Compound heterozygous NR2E3 [c.119-2A>C];[p.A256V] patient. A) Pedigree of the Italian family with recessive inheritance of the [c.119-2A>C] variant from the unaffected father and the [c.767C>T] (p.A256V) variant from the unaffected mother. None of the variants was detected in the unaffected brother II.2. B) Electropherograms of the heterozygous substitutions c.119-2A>C in exon 2 and c.767C>T (p.A256V) in exon 6 present in patient II.1. Sequences were aligned with the reference genomic NR2E3 sequence NW_001838218.2. C) Composite fundus photograph of the 18-year-old proband II.1. Small white/yellowish dots and flecks along the vascular arcades and around the macula are observed (OD: left panel; OS: right panel).
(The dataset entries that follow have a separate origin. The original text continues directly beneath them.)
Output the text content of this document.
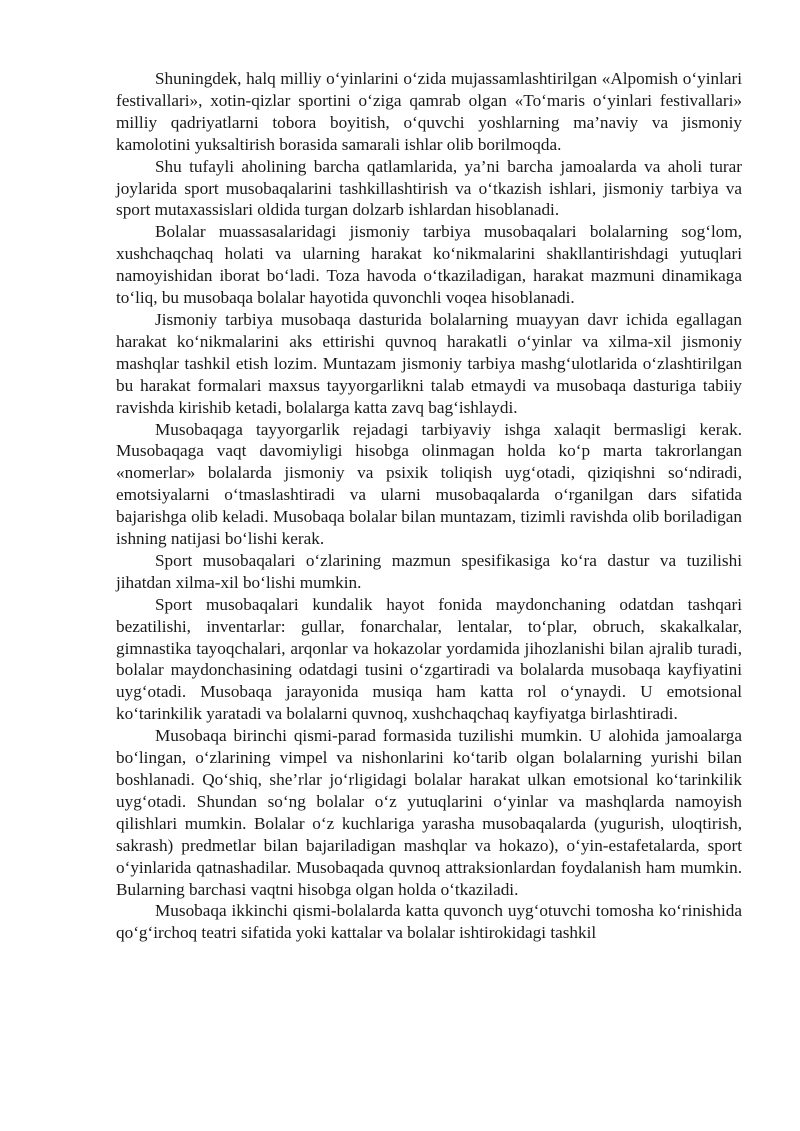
Shuningdek, halq milliy o‘yinlarini o‘zida mujassamlashtirilgan «Alpomish o‘yinlari festivallari», xotin-qizlar sportini o‘ziga qamrab olgan «To‘maris o‘yinlari festivallari» milliy qadriyatlarni tobora boyitish, o‘quvchi yoshlarning ma’naviy va jismoniy kamolotini yuksaltirish borasida samarali ishlar olib borilmoqda.

Shu tufayli aholining barcha qatlamlarida, ya’ni barcha jamoalarda va aholi turar joylarida sport musobaqalarini tashkillashtirish va o‘tkazish ishlari, jismoniy tarbiya va sport mutaxassislari oldida turgan dolzarb ishlardan hisoblanadi.

Bolalar muassasalaridagi jismoniy tarbiya musobaqalari bolalarning sog‘lom, xushchaqchaq holati va ularning harakat ko‘nikmalarini shakllantirishdagi yutuqlari namoyishidan iborat bo‘ladi. Toza havoda o‘tkaziladigan, harakat mazmuni dinamikaga to‘liq, bu musobaqa bolalar hayotida quvonchli voqea hisoblanadi.

Jismoniy tarbiya musobaqa dasturida bolalarning muayyan davr ichida egallagan harakat ko‘nikmalarini aks ettirishi quvnoq harakatli o‘yinlar va xilma-xil jismoniy mashqlar tashkil etish lozim. Muntazam jismoniy tarbiya mashg‘ulotlarida o‘zlashtirilgan bu harakat formalari maxsus tayyorgarlikni talab etmaydi va musobaqa dasturiga tabiiy ravishda kirishib ketadi, bolalarga katta zavq bag‘ishlaydi.

Musobaqaga tayyorgarlik rejadagi tarbiyaviy ishga xalaqit bermasligi kerak. Musobaqaga vaqt davomiyligi hisobga olinmagan holda ko‘p marta takrorlangan «nomerlar» bolalarda jismoniy va psixik toliqish uyg‘otadi, qiziqishni so‘ndiradi, emotsiyalarni o‘tmaslashtiradi va ularni musobaqalarda o‘rganilgan dars sifatida bajarishga olib keladi. Musobaqa bolalar bilan muntazam, tizimli ravishda olib boriladigan ishning natijasi bo‘lishi kerak.

Sport musobaqalari o‘zlarining mazmun spesifikasiga ko‘ra dastur va tuzilishi jihatdan xilma-xil bo‘lishi mumkin.

Sport musobaqalari kundalik hayot fonida maydonchaning odatdan tashqari bezatilishi, inventarlar: gullar, fonarchalar, lentalar, to‘plar, obruch, skakalkalar, gimnastika tayoqchalari, arqonlar va hokazolar yordamida jihozlanishi bilan ajralib turadi, bolalar maydonchasining odatdagi tusini o‘zgartiradi va bolalarda musobaqa kayfiyatini uyg‘otadi. Musobaqa jarayonida musiqa ham katta rol o‘ynaydi. U emotsional ko‘tarinkilik yaratadi va bolalarni quvnoq, xushchaqchaq kayfiyatga birlashtiradi.

Musobaqa birinchi qismi-parad formasida tuzilishi mumkin. U alohida jamoalarga bo‘lingan, o‘zlarining vimpel va nishonlarini ko‘tarib olgan bolalarning yurishi bilan boshlanadi. Qo‘shiq, she’rlar jo‘rligidagi bolalar harakat ulkan emotsional ko‘tarinkilik uyg‘otadi. Shundan so‘ng bolalar o‘z yutuqlarini o‘yinlar va mashqlarda namoyish qilishlari mumkin. Bolalar o‘z kuchlariga yarasha musobaqalarda (yugurish, uloqtirish, sakrash) predmetlar bilan bajariladigan mashqlar va hokazo), o‘yin-estafetalarda, sport o‘yinlarida qatnashadilar. Musobaqada quvnoq attraksionlardan foydalanish ham mumkin. Bularning barchasi vaqtni hisobga olgan holda o‘tkaziladi.

Musobaqa ikkinchi qismi-bolalarda katta quvonch uyg‘otuvchi tomosha ko‘rinishida qo‘g‘irchoq teatri sifatida yoki kattalar va bolalar ishtirokidagi tashkil
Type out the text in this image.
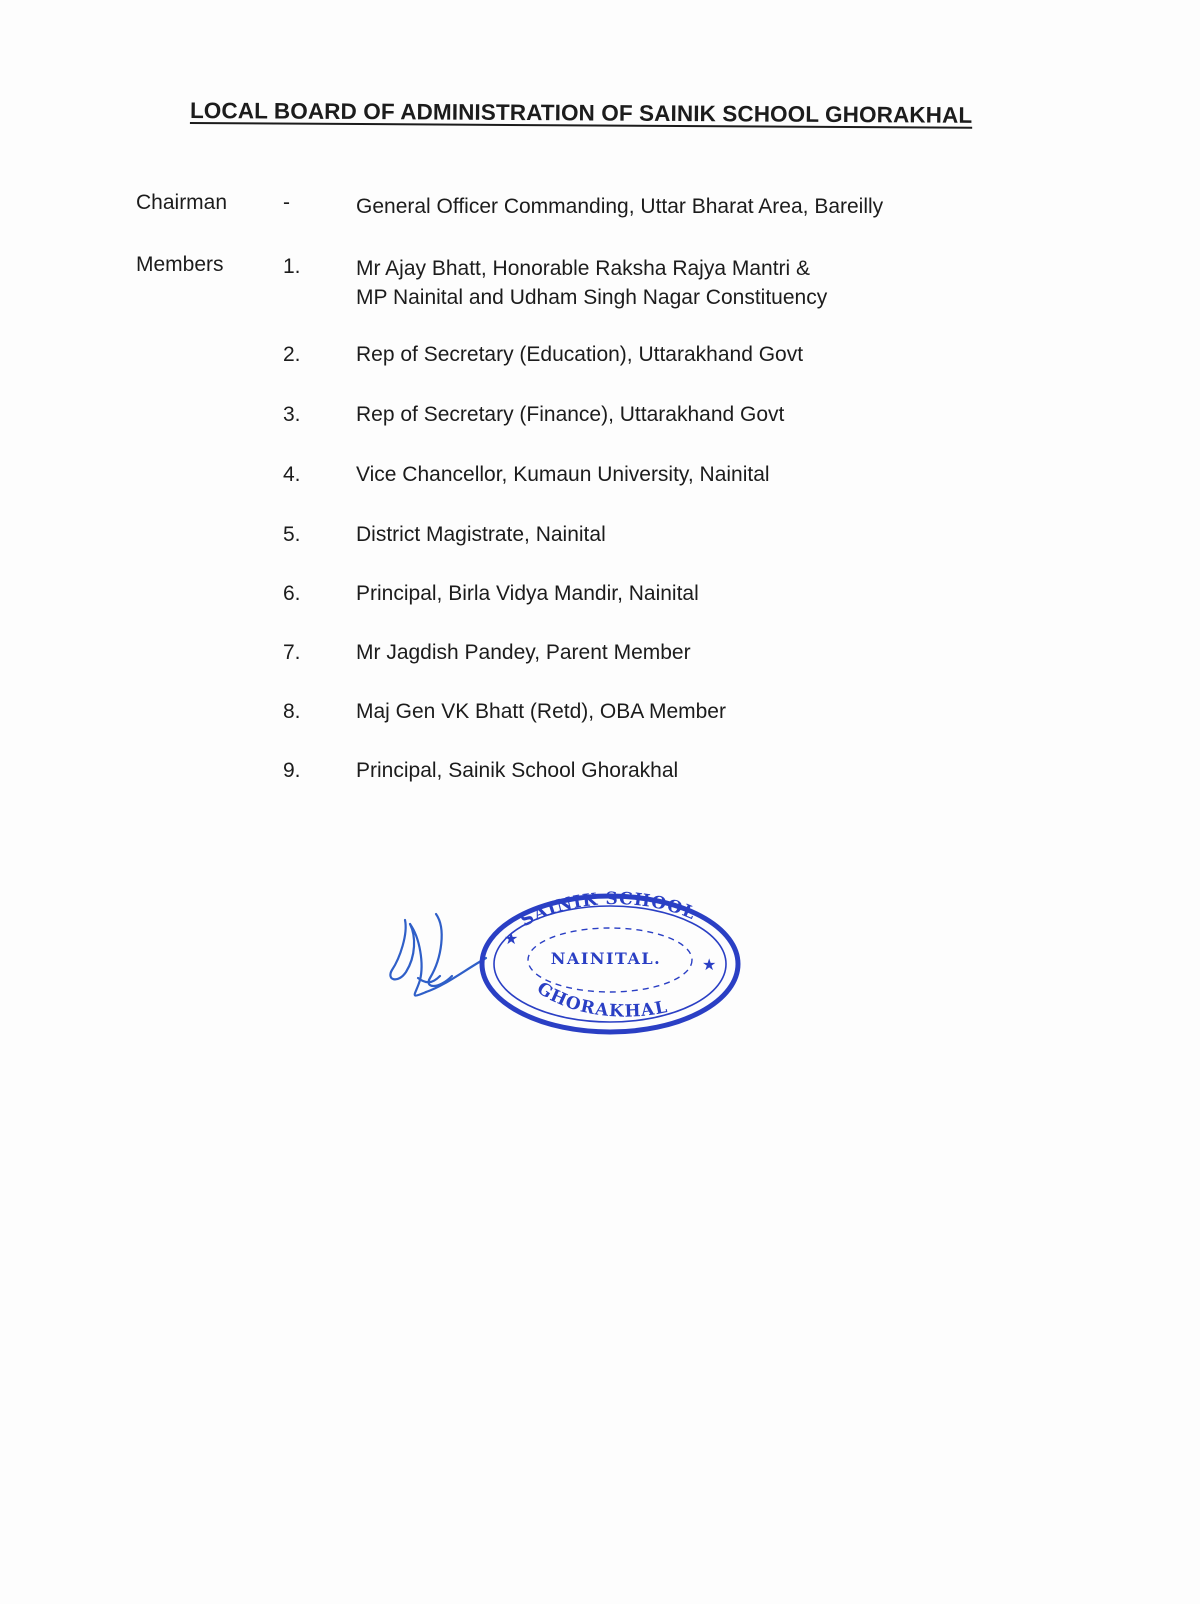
LOCAL BOARD OF ADMINISTRATION OF SAINIK SCHOOL GHORAKHAL
Chairman	-	General Officer Commanding, Uttar Bharat Area, Bareilly
Members	1.	Mr Ajay Bhatt, Honorable Raksha Rajya Mantri &
MP Nainital and Udham Singh Nagar Constituency
2.	Rep of Secretary (Education), Uttarakhand Govt
3.	Rep of Secretary (Finance), Uttarakhand Govt
4.	Vice Chancellor, Kumaun University, Nainital
5.	District Magistrate, Nainital
6.	Principal, Birla Vidya Mandir, Nainital
7.	Mr Jagdish Pandey, Parent Member
8.	Maj Gen VK Bhatt (Retd), OBA Member
9.	Principal, Sainik School Ghorakhal
SAINIK SCHOOL
NAINITAL.
GHORAKHAL
★
★
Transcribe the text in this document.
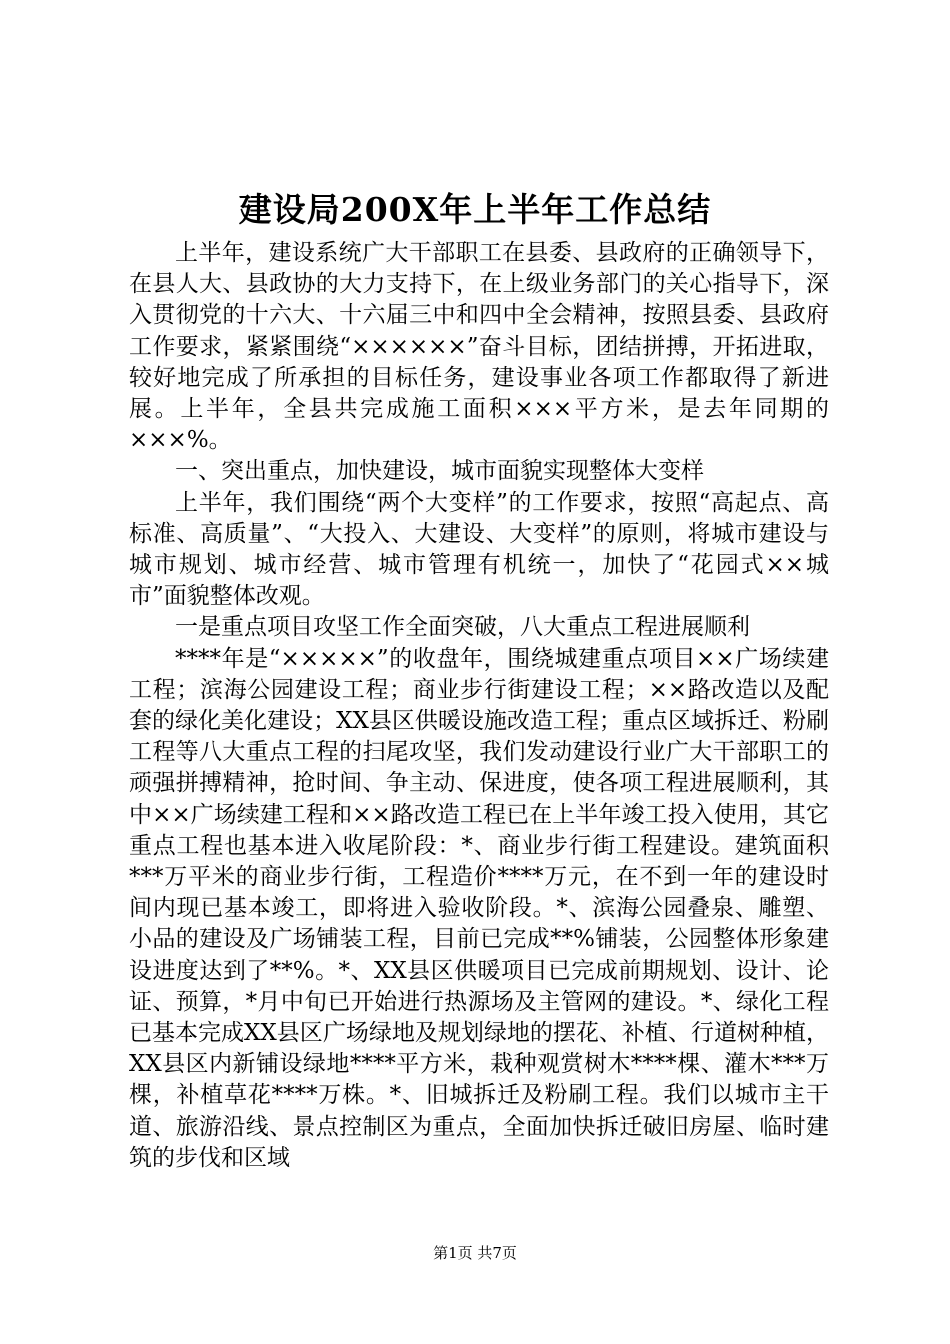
建设局200X年上半年工作总结

上半年，建设系统广大干部职工在县委、县政府的正确领导下，在县人大、县政协的大力支持下，在上级业务部门的关心指导下，深入贯彻党的十六大、十六届三中和四中全会精神，按照县委、县政府工作要求，紧紧围绕“××××××”奋斗目标，团结拼搏，开拓进取，较好地完成了所承担的目标任务，建设事业各项工作都取得了新进展。上半年，全县共完成施工面积×××平方米，是去年同期的×××%。

一、突出重点，加快建设，城市面貌实现整体大变样

上半年，我们围绕“两个大变样”的工作要求，按照“高起点、高标准、高质量”、“大投入、大建设、大变样”的原则，将城市建设与城市规划、城市经营、城市管理有机统一，加快了“花园式××城市”面貌整体改观。

一是重点项目攻坚工作全面突破，八大重点工程进展顺利

****年是“×××××”的收盘年，围绕城建重点项目××广场续建工程；滨海公园建设工程；商业步行街建设工程；××路改造以及配套的绿化美化建设；XX县区供暖设施改造工程；重点区域拆迁、粉刷工程等八大重点工程的扫尾攻坚，我们发动建设行业广大干部职工的顽强拼搏精神，抢时间、争主动、保进度，使各项工程进展顺利，其中××广场续建工程和××路改造工程已在上半年竣工投入使用，其它重点工程也基本进入收尾阶段：*、商业步行街工程建设。建筑面积***万平米的商业步行街，工程造价****万元，在不到一年的建设时间内现已基本竣工，即将进入验收阶段。*、滨海公园叠泉、雕塑、小品的建设及广场铺装工程，目前已完成**%铺装，公园整体形象建设进度达到了**%。*、XX县区供暖项目已完成前期规划、设计、论证、预算，*月中旬已开始进行热源场及主管网的建设。*、绿化工程已基本完成XX县区广场绿地及规划绿地的摆花、补植、行道树种植，XX县区内新铺设绿地****平方米，栽种观赏树木****棵、灌木***万棵，补植草花****万株。*、旧城拆迁及粉刷工程。我们以城市主干道、旅游沿线、景点控制区为重点，全面加快拆迁破旧房屋、临时建筑的步伐和区域

第1页 共7页
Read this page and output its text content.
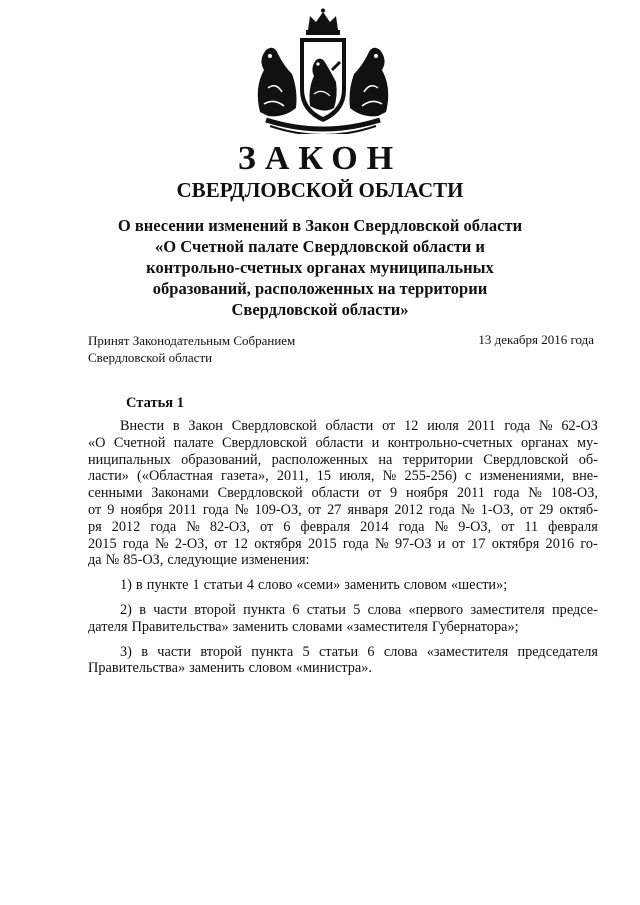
ЗАКОН
СВЕРДЛОВСКОЙ ОБЛАСТИ
О внесении изменений в Закон Свердловской области
«О Счетной палате Свердловской области и
контрольно-счетных органах муниципальных
образований, расположенных на территории
Свердловской области»
Принят Законодательным Собранием
Свердловской области
13 декабря 2016 года
Статья 1
Внести в Закон Свердловской области от 12 июля 2011 года № 62-ОЗ
«О Счетной палате Свердловской области и контрольно-счетных органах му-
ниципальных образований, расположенных на территории Свердловской об-
ласти» («Областная газета», 2011, 15 июля, № 255-256) с изменениями, вне-
сенными Законами Свердловской области от 9 ноября 2011 года № 108-ОЗ,
от 9 ноября 2011 года № 109-ОЗ, от 27 января 2012 года № 1-ОЗ, от 29 октяб-
ря 2012 года № 82-ОЗ, от 6 февраля 2014 года № 9-ОЗ, от 11 февраля
2015 года № 2-ОЗ, от 12 октября 2015 года № 97-ОЗ и от 17 октября 2016 го-
да № 85-ОЗ, следующие изменения:
1) в пункте 1 статьи 4 слово «семи» заменить словом «шести»;
2) в части второй пункта 6 статьи 5 слова «первого заместителя предсе-
дателя Правительства» заменить словами «заместителя Губернатора»;
3) в части второй пункта 5 статьи 6 слова «заместителя председателя
Правительства» заменить словом «министра».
D) Optical coherence tomography (OCT) of the right (upper panel) and left eyes (lower panel) of the proband. Foveal schisis is visible in both eyes. E) Fundus autofluorescence examination revealed hyperautofluorescent pin-points along the vascular arcades in both eyes (OD: left panel; OS: right panel). F) ISCEV scotopic and photopic full-field ERGs revealed residual rod-specific responses (scotopic -25 dB), decreased scotopic maximal responses (scotopic 5 dB), delayed transient photopic responses with normal amplitudes (photopic 0 dB). The photopic 30-Hz flicker was delayed and of decreased amplitude. Horizontal bar: 20 msec; vertical bar: 50 μV.